The Trump administration nixed former President Barack Obama’s ban on selling plastic bottles at all national parks, according to the Department of the Interior.
“While we will continue to encourage the use of free water bottle filling stations as appropriate, ultimately it should be up to our visitors to decide how best to keep themselves and their families hydrated during a visit to a national park, particularly during hot summer visitation periods,” Acting National Park Service (NPS) Director Michael Reynolds said in a statement released Wednesday.
A 2011 directive from the Obama administration allowed park officials to ban the sale of water bottles at national parks but allowed bottled soft drinks and juices.
The purpose of the directive was to reduce the sale of plastic bottles throughout the National Park System.
Park Service officials said that only 23 of the 417 national parks in the system, adding that the policy took away “the healthiest beverage choice” available to visitors.
Some of the national parks that implemented the policy include the Grand Canyon, Zion National Park, Bryce Canyon, and Mount Rushmore.
The Obama administration’s reasoning for putting the policy in place was to reduce the National Park Service’s carbon footprint as part of their Green Parks Plan.

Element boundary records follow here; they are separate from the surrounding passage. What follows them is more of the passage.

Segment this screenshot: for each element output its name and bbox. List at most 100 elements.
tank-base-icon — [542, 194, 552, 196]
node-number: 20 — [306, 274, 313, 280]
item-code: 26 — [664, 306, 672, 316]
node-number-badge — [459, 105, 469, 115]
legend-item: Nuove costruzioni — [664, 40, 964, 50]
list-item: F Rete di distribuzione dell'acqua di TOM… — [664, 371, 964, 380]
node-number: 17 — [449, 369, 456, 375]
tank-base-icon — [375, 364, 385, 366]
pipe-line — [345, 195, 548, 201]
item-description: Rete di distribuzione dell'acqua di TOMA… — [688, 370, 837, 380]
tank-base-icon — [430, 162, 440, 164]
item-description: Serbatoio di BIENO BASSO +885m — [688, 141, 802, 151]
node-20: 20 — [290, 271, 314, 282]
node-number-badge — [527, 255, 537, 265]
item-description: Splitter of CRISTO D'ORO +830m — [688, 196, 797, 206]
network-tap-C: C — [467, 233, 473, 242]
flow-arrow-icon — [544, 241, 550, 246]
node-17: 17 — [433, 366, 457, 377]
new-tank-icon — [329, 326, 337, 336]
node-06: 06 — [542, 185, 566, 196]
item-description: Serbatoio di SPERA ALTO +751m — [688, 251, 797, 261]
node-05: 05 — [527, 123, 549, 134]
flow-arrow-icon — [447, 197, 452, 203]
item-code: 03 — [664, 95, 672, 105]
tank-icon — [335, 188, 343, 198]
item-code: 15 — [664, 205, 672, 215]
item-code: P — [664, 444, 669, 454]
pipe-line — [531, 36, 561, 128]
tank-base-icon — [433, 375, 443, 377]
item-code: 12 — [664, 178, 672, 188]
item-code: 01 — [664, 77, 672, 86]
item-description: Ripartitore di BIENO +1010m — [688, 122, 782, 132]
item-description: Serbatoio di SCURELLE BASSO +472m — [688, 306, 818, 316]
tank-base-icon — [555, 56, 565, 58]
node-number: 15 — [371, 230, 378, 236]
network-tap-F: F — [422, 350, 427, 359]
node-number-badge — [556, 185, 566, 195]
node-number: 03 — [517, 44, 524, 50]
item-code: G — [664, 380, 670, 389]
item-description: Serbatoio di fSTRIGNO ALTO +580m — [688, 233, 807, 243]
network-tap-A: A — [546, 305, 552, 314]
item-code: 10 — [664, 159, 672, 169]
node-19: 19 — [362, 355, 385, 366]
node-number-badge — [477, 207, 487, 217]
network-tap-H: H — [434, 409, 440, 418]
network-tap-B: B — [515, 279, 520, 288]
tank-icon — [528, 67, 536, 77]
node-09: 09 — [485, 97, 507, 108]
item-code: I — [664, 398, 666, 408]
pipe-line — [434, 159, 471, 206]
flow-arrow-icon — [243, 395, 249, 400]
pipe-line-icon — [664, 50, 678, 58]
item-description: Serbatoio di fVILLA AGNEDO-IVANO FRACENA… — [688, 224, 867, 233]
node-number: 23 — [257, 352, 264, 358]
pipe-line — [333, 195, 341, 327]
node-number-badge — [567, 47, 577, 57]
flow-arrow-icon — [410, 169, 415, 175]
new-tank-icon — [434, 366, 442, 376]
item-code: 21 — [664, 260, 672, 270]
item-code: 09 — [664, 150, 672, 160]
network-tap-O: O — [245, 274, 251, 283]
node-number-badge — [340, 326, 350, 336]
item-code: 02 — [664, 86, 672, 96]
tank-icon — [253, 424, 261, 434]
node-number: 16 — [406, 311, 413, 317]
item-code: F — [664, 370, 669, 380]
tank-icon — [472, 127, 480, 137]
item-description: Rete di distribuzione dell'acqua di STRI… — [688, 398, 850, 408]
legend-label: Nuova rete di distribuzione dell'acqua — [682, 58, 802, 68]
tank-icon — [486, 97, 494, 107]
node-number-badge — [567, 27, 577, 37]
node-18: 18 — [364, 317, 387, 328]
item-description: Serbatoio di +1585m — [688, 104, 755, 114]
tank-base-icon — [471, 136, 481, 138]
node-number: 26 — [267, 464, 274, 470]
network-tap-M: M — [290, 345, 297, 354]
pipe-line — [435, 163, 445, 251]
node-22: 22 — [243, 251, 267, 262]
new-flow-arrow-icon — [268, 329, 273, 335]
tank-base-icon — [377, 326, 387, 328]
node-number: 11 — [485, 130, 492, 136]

The Park Service spent hundreds of thousands of dollars in some locations to put new water-filling stations at the Grand Canyon and at Zion National Park, not including the amount of money the park service lost from water bottle sales.
According to the government-spending advocacy group Citizens Against Government Waste, the park service spent $288,900 on ten water stations at the Grand Canyon and $447,200 on three water stations at Zion. The water stations require constant maintenance, or else they can harbor bacteria and disease.
Former NPS Director Jonathan Jarvis admitted that the ban on plastic water bottle sales complicated efforts to provide healthier food options at parks, and worried it could affect people suffering from health problems.
The park service still encourages visitors to recycle all plastic bottles and utilize all free water bottle filling stations.